I like my Springfield XD-9, customized by Springer Precision. It fits my hand well, the customized trigger is nice, the Dawson Precision sights (thin red fiber front, black “target” rear) are great, good capacity, good balance and weight for me. If I was buying a gun today, I’d probably get a Springfield XD(m) 9. It’s XD 2.0, if you will.
great self defense handgun
Now that’s a little more specific. But still rather broad because what works for one person may not work for another. Check out this guide from KR Training. I’d say what fits you and thus you can shoot well, is reliable, and you’re willing to practice and train with… that’s good for a start.
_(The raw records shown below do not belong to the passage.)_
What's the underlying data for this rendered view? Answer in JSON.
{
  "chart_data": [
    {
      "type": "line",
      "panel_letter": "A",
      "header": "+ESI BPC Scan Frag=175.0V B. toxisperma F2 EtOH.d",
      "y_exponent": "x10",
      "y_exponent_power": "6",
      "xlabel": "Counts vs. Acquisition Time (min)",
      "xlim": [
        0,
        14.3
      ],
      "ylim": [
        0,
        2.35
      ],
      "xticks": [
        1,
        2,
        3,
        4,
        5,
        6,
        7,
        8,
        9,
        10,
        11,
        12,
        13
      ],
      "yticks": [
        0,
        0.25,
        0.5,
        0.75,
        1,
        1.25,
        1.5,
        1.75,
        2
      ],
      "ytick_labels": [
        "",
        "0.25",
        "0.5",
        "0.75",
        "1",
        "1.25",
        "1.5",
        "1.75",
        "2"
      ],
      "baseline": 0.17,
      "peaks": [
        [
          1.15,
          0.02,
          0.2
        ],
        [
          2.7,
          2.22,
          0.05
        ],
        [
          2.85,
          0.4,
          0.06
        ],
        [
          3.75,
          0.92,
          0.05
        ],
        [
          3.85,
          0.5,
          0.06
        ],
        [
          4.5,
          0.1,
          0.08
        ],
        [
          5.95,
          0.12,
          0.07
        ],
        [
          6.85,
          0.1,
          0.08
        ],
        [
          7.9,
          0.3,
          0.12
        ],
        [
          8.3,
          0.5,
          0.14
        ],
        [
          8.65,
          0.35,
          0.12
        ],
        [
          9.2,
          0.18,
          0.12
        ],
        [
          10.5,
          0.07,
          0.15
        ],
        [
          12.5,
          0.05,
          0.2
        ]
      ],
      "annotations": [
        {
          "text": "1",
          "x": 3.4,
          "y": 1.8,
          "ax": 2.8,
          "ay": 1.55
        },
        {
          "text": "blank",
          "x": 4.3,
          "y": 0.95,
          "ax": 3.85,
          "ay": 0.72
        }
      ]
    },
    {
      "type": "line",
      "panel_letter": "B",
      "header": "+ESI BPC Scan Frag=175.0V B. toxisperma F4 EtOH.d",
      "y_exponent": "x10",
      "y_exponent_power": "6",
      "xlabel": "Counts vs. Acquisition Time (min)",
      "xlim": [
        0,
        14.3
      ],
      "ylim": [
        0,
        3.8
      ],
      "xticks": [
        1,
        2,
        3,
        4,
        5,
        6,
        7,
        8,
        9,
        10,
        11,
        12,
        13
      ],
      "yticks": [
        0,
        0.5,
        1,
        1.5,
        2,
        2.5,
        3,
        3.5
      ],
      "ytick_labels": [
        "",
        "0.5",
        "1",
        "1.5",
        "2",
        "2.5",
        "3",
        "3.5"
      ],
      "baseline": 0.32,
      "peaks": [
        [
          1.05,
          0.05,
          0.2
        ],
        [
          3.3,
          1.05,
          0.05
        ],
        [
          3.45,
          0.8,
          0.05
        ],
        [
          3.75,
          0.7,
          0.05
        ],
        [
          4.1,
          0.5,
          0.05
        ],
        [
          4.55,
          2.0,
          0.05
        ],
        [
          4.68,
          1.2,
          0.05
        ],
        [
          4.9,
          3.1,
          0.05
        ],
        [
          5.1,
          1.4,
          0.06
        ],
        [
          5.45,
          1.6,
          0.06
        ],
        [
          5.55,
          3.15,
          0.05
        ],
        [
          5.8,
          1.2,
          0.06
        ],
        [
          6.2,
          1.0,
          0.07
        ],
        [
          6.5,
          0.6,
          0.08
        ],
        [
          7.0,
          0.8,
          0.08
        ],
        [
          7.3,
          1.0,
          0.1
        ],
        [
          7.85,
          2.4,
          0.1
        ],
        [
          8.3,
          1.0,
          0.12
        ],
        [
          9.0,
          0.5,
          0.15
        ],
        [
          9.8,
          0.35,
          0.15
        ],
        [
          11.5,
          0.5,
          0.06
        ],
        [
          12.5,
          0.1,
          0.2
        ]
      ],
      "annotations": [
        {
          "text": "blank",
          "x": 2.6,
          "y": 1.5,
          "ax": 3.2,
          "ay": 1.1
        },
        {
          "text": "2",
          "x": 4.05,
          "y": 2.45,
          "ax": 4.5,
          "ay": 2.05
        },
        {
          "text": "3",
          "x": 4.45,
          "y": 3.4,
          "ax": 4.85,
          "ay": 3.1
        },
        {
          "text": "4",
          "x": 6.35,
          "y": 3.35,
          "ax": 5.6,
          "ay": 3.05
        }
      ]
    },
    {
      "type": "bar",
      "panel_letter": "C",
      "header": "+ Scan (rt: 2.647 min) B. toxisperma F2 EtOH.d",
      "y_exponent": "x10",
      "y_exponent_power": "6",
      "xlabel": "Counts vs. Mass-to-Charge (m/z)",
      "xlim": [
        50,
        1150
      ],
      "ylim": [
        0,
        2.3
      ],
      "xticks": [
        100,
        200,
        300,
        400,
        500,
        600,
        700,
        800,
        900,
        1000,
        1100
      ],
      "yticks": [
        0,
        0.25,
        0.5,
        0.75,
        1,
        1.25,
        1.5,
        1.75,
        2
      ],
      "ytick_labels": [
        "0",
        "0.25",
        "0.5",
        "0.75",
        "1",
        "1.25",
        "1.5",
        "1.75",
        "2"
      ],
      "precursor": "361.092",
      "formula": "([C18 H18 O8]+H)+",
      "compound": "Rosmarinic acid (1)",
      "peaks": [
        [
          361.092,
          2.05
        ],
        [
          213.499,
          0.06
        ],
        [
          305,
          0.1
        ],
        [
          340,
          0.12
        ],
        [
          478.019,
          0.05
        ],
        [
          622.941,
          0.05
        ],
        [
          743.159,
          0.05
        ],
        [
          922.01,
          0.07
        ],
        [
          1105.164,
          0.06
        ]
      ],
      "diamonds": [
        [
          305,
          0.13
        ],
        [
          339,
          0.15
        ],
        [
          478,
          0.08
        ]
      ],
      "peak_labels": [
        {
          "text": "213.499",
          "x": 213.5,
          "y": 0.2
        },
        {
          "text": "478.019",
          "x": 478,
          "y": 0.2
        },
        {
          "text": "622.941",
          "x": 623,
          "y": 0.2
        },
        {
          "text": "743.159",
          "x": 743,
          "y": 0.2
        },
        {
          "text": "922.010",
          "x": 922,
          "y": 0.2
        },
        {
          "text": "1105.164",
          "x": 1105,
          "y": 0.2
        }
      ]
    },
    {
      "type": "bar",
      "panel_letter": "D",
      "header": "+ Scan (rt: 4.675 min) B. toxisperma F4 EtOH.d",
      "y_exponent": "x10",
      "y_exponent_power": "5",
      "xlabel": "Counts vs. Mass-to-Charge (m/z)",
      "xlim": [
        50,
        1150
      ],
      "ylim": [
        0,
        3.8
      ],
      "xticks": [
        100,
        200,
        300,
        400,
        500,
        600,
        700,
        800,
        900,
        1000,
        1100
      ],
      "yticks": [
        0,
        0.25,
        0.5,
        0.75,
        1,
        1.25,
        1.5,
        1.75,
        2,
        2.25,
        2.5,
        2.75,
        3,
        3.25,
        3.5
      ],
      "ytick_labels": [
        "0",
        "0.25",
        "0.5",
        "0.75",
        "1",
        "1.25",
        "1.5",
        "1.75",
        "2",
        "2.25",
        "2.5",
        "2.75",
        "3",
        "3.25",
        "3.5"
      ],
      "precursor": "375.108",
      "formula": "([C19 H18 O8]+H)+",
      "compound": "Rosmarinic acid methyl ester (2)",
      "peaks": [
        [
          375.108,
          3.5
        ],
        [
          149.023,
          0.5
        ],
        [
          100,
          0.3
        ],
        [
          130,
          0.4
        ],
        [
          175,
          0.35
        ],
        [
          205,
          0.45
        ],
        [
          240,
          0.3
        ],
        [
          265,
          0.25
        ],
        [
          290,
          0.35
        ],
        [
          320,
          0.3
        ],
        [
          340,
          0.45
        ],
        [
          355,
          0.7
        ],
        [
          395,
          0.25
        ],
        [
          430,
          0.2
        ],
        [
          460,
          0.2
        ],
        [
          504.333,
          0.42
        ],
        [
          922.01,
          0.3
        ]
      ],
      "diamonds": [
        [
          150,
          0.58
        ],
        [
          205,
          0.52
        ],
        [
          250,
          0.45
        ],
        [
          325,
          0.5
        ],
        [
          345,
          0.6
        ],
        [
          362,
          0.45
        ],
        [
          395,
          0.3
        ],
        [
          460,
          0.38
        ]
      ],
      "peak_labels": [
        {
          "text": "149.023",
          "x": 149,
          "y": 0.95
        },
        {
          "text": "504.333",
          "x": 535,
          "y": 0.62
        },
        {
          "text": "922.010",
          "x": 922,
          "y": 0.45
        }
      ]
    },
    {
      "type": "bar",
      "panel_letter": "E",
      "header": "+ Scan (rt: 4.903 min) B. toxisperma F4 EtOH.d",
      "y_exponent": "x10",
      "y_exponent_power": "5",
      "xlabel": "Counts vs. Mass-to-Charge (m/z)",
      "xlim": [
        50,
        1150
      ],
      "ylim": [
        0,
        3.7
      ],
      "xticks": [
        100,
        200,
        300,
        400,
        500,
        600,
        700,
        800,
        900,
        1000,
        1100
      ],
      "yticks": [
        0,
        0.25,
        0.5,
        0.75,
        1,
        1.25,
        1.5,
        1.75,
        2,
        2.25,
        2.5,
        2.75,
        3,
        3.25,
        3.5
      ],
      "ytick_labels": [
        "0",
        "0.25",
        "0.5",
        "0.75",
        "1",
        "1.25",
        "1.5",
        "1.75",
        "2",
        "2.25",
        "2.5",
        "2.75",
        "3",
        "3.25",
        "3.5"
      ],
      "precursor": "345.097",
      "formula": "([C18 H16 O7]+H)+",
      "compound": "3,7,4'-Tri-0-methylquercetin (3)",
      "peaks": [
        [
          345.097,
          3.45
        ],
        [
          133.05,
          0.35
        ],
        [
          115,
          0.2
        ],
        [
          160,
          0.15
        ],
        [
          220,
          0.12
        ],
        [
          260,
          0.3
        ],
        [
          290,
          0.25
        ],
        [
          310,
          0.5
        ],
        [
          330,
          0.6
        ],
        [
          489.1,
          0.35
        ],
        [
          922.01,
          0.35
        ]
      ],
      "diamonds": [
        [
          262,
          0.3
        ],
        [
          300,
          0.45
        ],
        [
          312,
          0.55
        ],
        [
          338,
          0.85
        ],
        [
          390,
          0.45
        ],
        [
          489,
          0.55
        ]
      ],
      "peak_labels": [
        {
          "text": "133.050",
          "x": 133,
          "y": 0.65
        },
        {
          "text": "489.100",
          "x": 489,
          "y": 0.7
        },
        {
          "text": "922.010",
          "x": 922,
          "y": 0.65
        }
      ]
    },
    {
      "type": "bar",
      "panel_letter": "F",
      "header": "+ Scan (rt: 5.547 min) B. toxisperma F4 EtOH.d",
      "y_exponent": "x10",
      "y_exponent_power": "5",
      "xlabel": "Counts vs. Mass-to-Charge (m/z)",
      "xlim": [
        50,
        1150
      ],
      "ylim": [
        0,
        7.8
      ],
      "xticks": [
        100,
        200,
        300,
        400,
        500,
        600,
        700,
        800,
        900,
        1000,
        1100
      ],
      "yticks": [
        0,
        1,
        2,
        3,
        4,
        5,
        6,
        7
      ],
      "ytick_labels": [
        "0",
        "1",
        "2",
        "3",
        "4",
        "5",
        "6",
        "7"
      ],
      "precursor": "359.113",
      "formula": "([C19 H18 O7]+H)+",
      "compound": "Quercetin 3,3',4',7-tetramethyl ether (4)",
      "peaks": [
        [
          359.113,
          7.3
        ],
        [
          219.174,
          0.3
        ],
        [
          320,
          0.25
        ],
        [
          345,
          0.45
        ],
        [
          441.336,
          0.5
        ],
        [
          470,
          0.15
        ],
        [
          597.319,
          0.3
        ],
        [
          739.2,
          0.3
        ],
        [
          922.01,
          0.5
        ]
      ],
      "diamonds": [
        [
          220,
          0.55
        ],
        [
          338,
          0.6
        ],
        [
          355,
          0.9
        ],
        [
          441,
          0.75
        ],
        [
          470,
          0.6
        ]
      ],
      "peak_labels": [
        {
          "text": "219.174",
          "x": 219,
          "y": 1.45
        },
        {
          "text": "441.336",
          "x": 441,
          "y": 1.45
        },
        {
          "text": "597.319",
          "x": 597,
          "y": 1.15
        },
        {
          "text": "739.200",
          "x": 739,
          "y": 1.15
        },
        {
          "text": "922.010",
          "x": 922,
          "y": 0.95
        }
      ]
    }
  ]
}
what is the more effective gun 9mm .45
Define “effective.” Seriously. Effective in what way? If you’re talking terminal effectiveness, they’re more or less the same. .45 ACP will have more recoil than a 9mm; if you can’t manage that additional recoil, if that keeps you from putting the shots where you want them to go, then who cares about cartridge/caliber terminal effectiveness because shot placement is the most important factor in terminal effectiveness… better to have a .22 you can shoot and nail things with than a .45 that you can’t hit the side of the barn with.
farting funny pictures
That seems to require the prerequisite of being able to capture a fart on film. I didn’t realize they were visible. Either I need new glasses, or maybe there’s an app for that.
socially accepted rifles for defense
That’s a good question, and I guess it all depends what social circles you run in. I’m sure Paul Helmke would say no rifle is socially acceptable for any reason whatsoever, but Ted Nugent would say whatever you can get your hands on. 🙂
The general rule seems to be that black plastic parts on the gun equal scary, and wood parts on the gun is not scary. Black plastic has a “military” look, wood parts has an old fart hunter/farmer look. Of course, the real important parts of the gun (e.g. the action) are the same.